Часть третья.   О  "Гавриилиаде"   

  Из многого, что удалось прочитать о «Гавриилиаде» А. С. Пушкина, наибольшее моё внимание привлекла работа известного русского поэта, критика, историка литературы, пушкиниста Владислава Ходасевича (1886-1939 г.г.), написанная в 1917году, которую я прочитала после того, как  уже написала этот реферат и мнение которого я полностью разделяю…

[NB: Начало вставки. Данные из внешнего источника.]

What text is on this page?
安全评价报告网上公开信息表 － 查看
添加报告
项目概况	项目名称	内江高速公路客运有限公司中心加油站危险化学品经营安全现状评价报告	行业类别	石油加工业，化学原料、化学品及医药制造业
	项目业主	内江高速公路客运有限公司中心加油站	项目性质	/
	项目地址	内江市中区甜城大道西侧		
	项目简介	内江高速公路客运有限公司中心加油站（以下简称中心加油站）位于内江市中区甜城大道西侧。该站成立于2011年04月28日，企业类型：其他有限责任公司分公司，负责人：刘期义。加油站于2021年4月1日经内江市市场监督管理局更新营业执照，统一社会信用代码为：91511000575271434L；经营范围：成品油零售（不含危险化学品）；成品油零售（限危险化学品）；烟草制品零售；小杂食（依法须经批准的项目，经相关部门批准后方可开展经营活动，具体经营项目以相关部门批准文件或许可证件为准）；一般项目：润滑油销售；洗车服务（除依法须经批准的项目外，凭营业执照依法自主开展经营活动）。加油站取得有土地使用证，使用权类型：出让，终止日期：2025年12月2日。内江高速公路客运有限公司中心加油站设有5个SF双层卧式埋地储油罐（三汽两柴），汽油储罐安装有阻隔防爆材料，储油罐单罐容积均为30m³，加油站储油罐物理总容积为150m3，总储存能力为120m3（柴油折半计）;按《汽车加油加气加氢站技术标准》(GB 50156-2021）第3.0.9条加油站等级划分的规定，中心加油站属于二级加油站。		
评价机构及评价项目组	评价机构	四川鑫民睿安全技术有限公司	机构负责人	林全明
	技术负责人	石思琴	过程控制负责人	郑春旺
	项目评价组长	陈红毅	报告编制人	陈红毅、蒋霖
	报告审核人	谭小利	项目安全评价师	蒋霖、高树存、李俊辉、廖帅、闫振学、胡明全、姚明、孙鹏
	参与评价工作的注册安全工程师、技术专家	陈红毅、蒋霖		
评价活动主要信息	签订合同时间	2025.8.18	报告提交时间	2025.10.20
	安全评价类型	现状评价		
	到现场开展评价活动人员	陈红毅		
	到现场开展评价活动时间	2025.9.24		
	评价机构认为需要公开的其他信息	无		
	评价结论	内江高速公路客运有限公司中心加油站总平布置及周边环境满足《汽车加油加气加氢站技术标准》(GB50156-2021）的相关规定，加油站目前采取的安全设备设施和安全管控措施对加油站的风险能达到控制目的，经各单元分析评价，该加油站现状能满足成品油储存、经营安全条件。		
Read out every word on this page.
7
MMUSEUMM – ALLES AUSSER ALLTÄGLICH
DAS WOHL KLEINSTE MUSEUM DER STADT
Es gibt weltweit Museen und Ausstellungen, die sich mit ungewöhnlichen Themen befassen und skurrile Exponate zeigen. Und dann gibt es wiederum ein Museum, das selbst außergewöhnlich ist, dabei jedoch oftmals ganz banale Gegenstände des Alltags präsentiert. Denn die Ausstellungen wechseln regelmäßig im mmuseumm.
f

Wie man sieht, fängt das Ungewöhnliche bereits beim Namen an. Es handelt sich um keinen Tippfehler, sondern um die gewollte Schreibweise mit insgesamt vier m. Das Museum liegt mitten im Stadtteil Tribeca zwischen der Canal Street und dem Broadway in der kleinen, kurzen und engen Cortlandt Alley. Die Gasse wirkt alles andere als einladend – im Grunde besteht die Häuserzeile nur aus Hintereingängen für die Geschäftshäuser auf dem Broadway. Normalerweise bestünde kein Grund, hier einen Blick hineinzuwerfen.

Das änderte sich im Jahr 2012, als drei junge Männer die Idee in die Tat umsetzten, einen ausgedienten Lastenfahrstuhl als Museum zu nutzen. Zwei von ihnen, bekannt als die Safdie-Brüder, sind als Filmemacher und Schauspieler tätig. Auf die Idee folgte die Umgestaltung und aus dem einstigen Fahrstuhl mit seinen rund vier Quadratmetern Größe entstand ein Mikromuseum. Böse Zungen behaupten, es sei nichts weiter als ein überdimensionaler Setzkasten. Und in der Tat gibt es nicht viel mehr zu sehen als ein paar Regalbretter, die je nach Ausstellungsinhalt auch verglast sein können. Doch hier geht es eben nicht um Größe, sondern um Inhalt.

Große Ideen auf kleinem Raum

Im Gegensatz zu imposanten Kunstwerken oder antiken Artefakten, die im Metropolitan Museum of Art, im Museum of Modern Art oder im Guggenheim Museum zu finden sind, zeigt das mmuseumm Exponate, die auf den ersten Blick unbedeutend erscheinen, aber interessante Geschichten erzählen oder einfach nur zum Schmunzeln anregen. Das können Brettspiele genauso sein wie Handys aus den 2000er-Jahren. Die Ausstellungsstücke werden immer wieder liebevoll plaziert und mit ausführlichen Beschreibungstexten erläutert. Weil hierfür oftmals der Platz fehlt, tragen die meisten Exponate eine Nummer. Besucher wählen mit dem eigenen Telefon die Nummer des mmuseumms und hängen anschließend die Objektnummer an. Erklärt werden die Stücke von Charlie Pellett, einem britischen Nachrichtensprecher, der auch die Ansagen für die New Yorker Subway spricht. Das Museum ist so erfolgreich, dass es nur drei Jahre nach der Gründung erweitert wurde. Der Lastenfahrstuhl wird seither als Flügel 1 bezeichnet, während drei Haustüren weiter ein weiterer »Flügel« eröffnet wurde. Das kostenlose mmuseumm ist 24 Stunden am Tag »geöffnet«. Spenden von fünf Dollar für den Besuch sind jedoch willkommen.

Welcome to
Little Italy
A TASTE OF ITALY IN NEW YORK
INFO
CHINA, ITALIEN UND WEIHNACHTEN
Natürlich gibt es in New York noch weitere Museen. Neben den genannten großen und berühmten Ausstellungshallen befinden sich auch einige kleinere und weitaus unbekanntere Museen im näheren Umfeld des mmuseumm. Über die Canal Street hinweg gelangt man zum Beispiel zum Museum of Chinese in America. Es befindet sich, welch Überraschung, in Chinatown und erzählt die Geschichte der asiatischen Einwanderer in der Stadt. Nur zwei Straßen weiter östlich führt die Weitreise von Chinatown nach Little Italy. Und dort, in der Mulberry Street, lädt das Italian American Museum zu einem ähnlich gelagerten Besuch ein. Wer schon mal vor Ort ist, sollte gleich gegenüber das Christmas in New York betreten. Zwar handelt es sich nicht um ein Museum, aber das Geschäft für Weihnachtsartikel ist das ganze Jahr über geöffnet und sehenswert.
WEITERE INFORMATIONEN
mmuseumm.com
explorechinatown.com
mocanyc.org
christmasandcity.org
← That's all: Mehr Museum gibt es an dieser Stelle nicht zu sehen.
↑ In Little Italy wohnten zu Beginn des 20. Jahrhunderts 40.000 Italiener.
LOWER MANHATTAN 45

  Вот что писал Владислав Ходасевич о «Гавриилиаде»:
 
  «Отпечатанная в России, без сокращений и пропусков, "Гавриилиада" вышла только  через восемьдесят один год после смерти Пушкина. Она была под запретом, и читали её полностью лишь немногие, кому удавалось достать экземпляр одного из заграничных изданий поэмы. В музейных библиотеках она выдавалась "по особому разрешению". Огромному большинству читателей она была почти неизвестна.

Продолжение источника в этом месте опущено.